Vorrei difendere la considerazione del fatto che questa non è mancanza di rispetto nei confronti dei nostri allievi. Denota casomai una grande attenzione al nostro lavoro, che vista la retribuzione non possiamo non considerare una missione (per conto di Dio). L’abilità e anche il piacere e il divertimento di cogliere i segni particolari immediatamente visibili e distintivi di ogni studente sono infatti caratteri propri dell’insegnante di italiano per stranieri che è a suo modo un creatore. Un demiurgo che plasma una materia che fuori dal suo ambiente comunicativo non è in grado di rivelarsi e porta questa materia a esprimersi persona completa in una cultura e in una lingua diverse da quella con cui è nata ed è cresciuta. È giusto e utile che questa materia piena di potenzialità sia considerata a tutti gli effetti una persona tale e quale a noi e alle altre che popolano questo mondo. Come tale in questo mondo ha bisogno di un battesimo e di un nome. Madre (o padre) e sacerdote non può essere che essere l’insegnante.

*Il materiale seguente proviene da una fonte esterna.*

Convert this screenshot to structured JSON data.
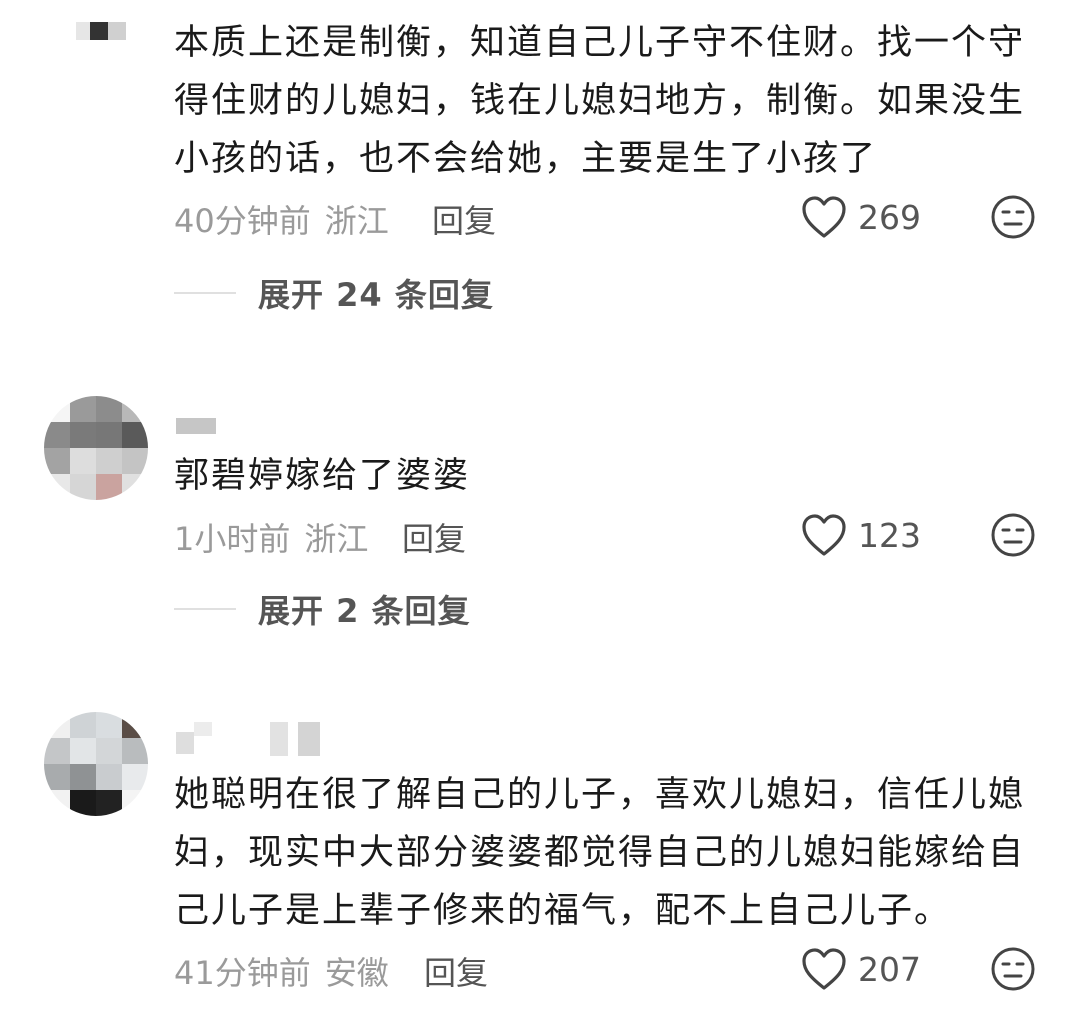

E se l’insegnante non lo sa fare in modo innato, come sarebbe consigliabile, lo deve imparare.

Almeno l’abilità (se non c’è il talento) è fondamentale: è necessaria come saper rispondere nel modo migliore – cioè in modo esauriente non ridondante chiaro non frustrante e anzi incoraggiante – ad una domanda sul pronome relativo soggetto o sull’uso del condizionale passato o ad un quesito sul significato della parola “addirittura”. Ci si allena, si prova, si sbaglia, e piano piano si impara a farlo. Sembra impossibile ma il miracolo accade. In terra.

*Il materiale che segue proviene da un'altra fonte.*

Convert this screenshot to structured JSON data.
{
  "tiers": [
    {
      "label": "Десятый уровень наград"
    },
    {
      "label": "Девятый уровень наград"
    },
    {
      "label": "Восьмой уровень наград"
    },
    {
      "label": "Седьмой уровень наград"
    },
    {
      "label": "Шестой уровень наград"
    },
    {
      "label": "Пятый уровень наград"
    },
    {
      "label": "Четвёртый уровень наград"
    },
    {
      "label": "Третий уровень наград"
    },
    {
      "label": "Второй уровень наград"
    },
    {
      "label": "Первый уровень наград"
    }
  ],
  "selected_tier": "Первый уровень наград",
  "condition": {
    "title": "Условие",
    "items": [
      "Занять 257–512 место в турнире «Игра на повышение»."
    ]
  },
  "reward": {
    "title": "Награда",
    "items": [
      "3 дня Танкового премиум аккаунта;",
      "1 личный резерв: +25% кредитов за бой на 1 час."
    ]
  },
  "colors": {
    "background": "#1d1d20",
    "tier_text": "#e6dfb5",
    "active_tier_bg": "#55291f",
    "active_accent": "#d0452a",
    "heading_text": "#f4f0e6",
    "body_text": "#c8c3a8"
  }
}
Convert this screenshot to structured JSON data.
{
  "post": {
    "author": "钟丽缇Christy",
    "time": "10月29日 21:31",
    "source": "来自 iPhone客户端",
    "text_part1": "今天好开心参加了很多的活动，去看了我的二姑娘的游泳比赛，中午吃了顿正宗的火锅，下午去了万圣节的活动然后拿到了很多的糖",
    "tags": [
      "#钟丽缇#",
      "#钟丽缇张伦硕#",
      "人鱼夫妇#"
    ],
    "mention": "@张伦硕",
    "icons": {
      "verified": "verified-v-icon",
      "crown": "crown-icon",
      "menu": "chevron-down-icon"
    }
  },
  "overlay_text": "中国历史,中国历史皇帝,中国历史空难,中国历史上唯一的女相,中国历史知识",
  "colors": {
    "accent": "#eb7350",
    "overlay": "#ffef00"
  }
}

La ragione portante dell’importanza fondamentale di questo troppo spesso sottovalutato aspetto intrinseco più che pertinente all’atto dell’insegnamento sta tutto in un lemma:

affettività.

Saper rispondere ad una domanda è infatti importante tanto quanto saper instaurare un rapporto insegnante-studente che metta quest’ultimo in una situazione psicologica di piena fiducia.

Sappiamo tutti che ricordare i nomi di tutti i componenti di una classe non è facile, considerate le provenienze più disparate e nondimeno la mobilità dei singoli: dal 1° al 2° livello, dal 2° al 4°, “domani te ne mando due!”, “stamattina te ne arriva uno!”, “ne ho 15, non ho più posto, ti devo mandare qualcuno se ne arrivano a me!”, “chi finisce questo venerdì?”, “quanti me ne arrivano lunedì di nuovi?”.

Insomma, nel nostro lavoro è un perenne terribile primo giorno.

Copio ora qui i nomi dal mio registro: Adi, Wakako, Ligia, Seung Eun, Dong Yeon,Eva,  Dajana, Kumiko, Nobu, Won, Seung Kwan, Pyò. Associare questi segni e suoni disarticolati a dei volti di persone non è la cosa più semplice di questo mondo. Soprattutto quando si hanno quattro classi: una il lunedì, mercoledì, venerdì mattina, una il martedì e il giovedì mattina, una il lunedì, mercoledì, venerdì pomeriggio, una il martedì e il giovedì pomeriggio. L’alternativa è chiamare ognuno “tu” o evitare di chiamare. Si può fare per un po’, ma per quanto?

Il procedimento che io seguo è abbastanza semplice. Nel registro sopra il nome scrivo il segno particolare, il codice identificativo di ogni studente. A volte può essere molto semplice come Occhiali o Alto. Oppure è più curioso, come ad esempio appunto Sfinge o Armadio o Bin laden. Altre volte sforo in esclamazioni tipo Che tette! o cose del genere di Ma ci fa o ci è? o trivialmente e volgarmente in un maschilista ma schietto Cozza.

Quindi, dopo aver completato la redazione di ogni carta d’identità con i segni a me distintivi, vado avanti tranquillo. Prima di chiamare un dato studente basta andare a vedere vicino quale nome si riferisce a quella immagine e il problema è risolto.

Chi legge, spero, converrà con me: sentirsi dire da una persona “tu come stai?” è psicologicamente diverso dal sentirsi dire “Lucia, come stai?”.

Beh, la lezione continua e Auricchio, mi chiama. Guardo il registro.

“Un attimo Eva, finisco la frase e sono da te”.